The glove companies have shared few details about their reimbursement plans, but the payment pledges seem to match the average recruitment fees migrant workers from each country have paid, although some may have paid more or less. The Top Glove employee said coworkers from Nepal have been promised about $1,200, roughly what most of them claim to have paid recruiters themselves.
"Everyone [is] really happy getting this money," said the worker, an electrician, who spoke on condition of anonymity for fear of reprisal from the company for speaking to the media without permission.
Coming from Bangladesh, he said he poured all his savings into covering half the recruitment fee up front. He borrowed the rest and spent his first two years at Top Glove paying the loan off.
With the money now pouring back, he plans to spend it on a new, two-story house he and his brother are building back home for them and their parents.
"I feel really great about this. You know I [was] shocked when I heard that TG would pay us back," he said.
Real reform
Labor rights groups, though, say it's tough to judge just how much impact the U.S. import bans are having without more details on how and why the sanctions are being applied and lifted. U.S. Customs and Border Protection won't reveal the evidence of forced labor it uses to sanction companies. When the agency lifted the import ban on WRP in March, it said the company had cleaned up its labor practices but refused to provide specifics.
The U.S. law that makes the sanctions possible "really does have the potential to be one of the strongest pieces of law that can punish corporations or discourage them from profiting from forced labor in their supply chains," said Esmeralda Lopez, legal and policy director for the International Labor Rights Forum, based in Washington.
"But in terms of their effectiveness, we think that without increased transparency as to CBP's enforcement and how that's being done and how many times they are in fact stopping imports and ... the amount, the number, the financial impact, it's really difficult to assess," she added.
Asked about the critique, the agency told VOA it was barred by law from disclosing confidential business information and any other details that were "law enforcement sensitive" or could compromise current investigations.
Advocates also say that targeted U.S. import bans are far from enough to comprehensively address debt bondage in Malaysia, which may be hosting more than 3 million migrant workers, according to the World Bank, many of them undocumented.
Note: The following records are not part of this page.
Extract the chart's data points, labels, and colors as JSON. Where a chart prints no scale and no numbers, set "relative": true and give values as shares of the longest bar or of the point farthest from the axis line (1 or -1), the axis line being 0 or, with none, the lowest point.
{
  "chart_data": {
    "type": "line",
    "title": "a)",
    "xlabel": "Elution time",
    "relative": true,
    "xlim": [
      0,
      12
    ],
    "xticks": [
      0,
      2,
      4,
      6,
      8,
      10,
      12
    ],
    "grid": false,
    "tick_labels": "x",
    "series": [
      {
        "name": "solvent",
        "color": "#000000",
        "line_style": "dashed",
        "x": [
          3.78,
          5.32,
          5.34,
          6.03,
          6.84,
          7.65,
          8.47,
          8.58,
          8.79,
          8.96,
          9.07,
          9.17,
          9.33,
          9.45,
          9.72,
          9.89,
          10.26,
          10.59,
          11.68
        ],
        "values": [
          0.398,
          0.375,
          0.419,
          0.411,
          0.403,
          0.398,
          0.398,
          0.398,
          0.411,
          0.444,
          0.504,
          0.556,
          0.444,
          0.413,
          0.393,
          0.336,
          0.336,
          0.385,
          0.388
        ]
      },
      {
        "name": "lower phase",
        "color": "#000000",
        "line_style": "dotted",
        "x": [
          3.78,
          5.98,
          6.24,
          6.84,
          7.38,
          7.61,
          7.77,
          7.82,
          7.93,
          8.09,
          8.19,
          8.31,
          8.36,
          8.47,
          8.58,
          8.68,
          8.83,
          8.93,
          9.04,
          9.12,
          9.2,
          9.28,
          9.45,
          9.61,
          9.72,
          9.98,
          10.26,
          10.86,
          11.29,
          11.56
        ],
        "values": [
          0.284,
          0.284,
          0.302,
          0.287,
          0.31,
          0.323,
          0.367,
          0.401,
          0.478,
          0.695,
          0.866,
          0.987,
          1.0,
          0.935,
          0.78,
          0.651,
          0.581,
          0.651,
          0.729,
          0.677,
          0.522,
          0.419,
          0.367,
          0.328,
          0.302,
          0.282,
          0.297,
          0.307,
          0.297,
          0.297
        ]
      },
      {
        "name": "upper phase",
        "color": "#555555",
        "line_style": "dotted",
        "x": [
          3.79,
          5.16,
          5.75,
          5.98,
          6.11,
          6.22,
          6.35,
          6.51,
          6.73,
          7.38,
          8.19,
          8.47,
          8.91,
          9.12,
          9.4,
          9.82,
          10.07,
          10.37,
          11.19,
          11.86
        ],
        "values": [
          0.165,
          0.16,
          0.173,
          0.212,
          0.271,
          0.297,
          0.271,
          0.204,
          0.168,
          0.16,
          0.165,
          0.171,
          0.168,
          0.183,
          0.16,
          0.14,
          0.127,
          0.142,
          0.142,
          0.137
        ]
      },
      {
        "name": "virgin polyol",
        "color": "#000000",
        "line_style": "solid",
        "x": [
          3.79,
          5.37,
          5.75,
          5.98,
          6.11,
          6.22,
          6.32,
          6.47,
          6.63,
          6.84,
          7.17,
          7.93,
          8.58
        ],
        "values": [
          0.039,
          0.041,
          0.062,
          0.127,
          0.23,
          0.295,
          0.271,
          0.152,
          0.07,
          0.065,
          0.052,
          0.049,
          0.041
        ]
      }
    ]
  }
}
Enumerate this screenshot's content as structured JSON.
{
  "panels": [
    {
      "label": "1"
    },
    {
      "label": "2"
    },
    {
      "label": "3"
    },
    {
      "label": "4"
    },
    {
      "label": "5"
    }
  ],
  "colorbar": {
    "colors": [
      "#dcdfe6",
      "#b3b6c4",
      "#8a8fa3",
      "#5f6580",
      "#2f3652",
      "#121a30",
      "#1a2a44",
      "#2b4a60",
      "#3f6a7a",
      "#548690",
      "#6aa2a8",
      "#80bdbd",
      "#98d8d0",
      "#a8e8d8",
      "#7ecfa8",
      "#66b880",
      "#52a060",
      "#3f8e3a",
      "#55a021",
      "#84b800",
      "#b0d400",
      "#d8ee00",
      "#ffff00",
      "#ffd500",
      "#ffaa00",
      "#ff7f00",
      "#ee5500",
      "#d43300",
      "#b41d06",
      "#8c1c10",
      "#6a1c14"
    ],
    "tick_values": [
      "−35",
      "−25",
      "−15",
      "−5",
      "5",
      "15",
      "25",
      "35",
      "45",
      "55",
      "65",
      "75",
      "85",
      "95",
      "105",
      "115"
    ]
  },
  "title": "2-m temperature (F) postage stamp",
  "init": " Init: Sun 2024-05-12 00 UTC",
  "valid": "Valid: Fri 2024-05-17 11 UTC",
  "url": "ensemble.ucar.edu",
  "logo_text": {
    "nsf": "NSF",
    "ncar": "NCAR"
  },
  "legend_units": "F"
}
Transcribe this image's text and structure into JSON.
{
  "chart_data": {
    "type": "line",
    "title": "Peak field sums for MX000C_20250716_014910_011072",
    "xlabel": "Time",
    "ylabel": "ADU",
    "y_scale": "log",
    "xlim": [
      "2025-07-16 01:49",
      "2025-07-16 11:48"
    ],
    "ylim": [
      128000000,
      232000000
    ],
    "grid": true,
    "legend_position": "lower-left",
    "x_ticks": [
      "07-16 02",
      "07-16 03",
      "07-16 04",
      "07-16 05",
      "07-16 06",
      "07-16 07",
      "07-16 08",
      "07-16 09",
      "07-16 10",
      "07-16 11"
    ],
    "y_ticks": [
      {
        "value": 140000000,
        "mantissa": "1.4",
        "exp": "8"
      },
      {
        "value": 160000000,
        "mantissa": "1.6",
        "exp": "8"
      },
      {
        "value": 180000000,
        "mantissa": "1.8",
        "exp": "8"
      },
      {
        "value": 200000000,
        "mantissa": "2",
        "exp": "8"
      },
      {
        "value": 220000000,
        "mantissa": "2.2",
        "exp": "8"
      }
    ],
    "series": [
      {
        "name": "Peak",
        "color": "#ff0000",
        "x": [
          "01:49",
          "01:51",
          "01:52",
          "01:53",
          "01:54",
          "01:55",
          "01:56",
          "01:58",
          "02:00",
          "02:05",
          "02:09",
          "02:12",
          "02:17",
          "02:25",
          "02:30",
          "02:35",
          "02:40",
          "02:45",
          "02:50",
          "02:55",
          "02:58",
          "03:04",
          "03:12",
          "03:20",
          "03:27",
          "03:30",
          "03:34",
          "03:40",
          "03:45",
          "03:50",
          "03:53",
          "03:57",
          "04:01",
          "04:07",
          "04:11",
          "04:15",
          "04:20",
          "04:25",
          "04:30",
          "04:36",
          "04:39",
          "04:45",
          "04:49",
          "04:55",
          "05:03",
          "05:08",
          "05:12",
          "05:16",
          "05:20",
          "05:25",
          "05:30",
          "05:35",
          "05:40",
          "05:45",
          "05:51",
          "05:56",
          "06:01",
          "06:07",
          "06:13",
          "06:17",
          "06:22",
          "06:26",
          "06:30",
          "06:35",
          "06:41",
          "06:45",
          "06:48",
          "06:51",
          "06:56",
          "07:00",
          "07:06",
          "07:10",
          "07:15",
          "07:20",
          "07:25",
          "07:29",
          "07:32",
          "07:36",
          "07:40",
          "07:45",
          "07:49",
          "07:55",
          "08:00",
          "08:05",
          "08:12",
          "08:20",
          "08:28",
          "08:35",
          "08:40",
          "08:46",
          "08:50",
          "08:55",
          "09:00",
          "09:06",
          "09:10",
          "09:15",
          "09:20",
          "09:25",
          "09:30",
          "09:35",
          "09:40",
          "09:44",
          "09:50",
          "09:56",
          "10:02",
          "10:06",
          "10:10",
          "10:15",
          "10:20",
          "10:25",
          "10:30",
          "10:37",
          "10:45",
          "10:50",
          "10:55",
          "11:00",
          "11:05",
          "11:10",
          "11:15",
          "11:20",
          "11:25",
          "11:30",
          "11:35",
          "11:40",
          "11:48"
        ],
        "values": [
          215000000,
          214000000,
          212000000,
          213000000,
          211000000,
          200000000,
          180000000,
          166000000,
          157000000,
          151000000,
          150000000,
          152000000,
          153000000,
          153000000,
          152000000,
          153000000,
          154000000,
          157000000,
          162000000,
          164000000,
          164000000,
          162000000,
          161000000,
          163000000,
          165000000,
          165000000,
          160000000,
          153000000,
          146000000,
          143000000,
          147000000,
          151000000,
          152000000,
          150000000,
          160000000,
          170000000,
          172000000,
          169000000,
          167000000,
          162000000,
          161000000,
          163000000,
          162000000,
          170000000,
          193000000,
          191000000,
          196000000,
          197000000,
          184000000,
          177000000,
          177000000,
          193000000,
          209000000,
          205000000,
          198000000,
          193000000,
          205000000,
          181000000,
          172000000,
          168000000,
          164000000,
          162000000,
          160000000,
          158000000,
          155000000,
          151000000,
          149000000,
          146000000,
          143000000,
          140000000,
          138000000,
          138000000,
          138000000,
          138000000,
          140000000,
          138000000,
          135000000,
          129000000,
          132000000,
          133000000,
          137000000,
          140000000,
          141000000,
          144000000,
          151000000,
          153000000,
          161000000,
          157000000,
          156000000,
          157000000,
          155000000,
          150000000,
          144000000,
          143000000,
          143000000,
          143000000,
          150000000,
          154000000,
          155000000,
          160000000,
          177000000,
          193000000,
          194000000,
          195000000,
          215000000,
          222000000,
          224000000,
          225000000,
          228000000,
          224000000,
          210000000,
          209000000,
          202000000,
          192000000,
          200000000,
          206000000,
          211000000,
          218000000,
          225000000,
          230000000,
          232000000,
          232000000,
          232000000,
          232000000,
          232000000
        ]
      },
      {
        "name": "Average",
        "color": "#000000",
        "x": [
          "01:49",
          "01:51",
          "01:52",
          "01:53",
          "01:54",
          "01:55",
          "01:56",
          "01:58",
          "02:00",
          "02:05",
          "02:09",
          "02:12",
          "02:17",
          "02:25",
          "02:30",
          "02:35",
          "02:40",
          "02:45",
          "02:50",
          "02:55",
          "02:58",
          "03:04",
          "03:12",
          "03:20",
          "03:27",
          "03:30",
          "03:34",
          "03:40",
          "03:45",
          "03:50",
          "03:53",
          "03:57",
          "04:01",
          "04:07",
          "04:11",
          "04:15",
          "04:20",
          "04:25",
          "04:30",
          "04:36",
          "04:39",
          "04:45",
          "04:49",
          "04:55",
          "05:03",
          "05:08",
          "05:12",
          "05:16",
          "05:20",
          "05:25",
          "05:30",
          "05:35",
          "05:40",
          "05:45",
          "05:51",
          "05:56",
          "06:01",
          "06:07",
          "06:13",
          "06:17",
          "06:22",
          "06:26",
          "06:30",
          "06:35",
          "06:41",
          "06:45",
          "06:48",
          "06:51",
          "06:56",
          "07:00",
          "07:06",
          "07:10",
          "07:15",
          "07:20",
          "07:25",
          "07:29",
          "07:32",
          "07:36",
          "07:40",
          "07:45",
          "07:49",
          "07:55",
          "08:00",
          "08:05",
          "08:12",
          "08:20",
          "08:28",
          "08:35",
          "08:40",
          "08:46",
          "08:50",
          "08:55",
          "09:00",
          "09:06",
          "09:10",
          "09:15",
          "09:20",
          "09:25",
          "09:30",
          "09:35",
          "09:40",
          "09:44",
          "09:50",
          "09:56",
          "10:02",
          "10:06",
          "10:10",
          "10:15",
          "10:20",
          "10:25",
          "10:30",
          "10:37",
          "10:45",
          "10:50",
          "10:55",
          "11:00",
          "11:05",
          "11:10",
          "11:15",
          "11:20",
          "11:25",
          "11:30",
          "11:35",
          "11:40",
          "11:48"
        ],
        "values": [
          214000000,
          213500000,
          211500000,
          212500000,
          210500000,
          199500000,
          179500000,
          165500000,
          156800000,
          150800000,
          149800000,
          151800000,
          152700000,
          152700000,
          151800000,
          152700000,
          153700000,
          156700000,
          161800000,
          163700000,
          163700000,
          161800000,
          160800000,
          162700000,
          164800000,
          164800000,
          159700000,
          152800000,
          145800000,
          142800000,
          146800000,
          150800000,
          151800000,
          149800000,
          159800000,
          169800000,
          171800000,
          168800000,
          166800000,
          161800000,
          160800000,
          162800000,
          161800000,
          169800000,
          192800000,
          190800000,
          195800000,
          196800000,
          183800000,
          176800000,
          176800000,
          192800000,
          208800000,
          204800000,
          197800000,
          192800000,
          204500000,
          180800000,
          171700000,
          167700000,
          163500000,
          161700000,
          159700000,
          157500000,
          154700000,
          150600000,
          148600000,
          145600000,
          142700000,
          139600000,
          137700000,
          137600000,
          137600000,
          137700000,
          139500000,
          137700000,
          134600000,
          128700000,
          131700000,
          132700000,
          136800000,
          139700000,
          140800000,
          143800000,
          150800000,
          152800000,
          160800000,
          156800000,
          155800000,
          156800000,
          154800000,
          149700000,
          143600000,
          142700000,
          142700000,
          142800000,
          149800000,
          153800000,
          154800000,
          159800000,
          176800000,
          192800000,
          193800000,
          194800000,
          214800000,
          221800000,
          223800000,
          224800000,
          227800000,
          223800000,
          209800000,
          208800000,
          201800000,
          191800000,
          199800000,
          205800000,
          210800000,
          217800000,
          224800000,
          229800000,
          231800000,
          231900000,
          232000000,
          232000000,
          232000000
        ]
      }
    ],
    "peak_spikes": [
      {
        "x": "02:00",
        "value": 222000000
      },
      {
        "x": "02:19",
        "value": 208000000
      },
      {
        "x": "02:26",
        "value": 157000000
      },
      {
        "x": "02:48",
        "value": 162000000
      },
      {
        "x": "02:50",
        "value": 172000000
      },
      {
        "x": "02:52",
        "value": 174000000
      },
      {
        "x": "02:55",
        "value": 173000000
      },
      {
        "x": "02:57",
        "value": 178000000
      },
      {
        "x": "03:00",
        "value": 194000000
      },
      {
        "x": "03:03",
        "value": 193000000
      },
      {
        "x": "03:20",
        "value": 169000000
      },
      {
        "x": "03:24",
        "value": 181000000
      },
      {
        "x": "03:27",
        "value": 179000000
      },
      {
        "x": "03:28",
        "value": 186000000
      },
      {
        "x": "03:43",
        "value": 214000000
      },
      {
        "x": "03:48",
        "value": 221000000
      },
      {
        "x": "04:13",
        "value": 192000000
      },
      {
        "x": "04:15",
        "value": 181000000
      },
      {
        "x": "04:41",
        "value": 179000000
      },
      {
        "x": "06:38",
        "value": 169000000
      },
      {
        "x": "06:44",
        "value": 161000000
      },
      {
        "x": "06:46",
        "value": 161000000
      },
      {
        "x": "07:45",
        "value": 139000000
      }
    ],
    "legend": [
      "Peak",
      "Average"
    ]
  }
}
Each withholds release order can take a year or more of investigation and, by their nature, can only be applied to companies that export to the U.S.
Pereira said debt bondage remains rife in other sectors besides glove-making that also lean heavily on migrant workers, including garments and agriculture, and will only be rooted out among companies and recruiters with a degree of government oversight and enforcement that he believes is still lacking.
He said private-sector payback programs by companies facing or fearing U.S. sanctions were a help, but no substitute for thorough government-led reform.
"It's good," Pereira said, "but it's not a replacement."
The Malaysian Human Resources Ministry and its Labor Department did not reply to multiple requests for an interview.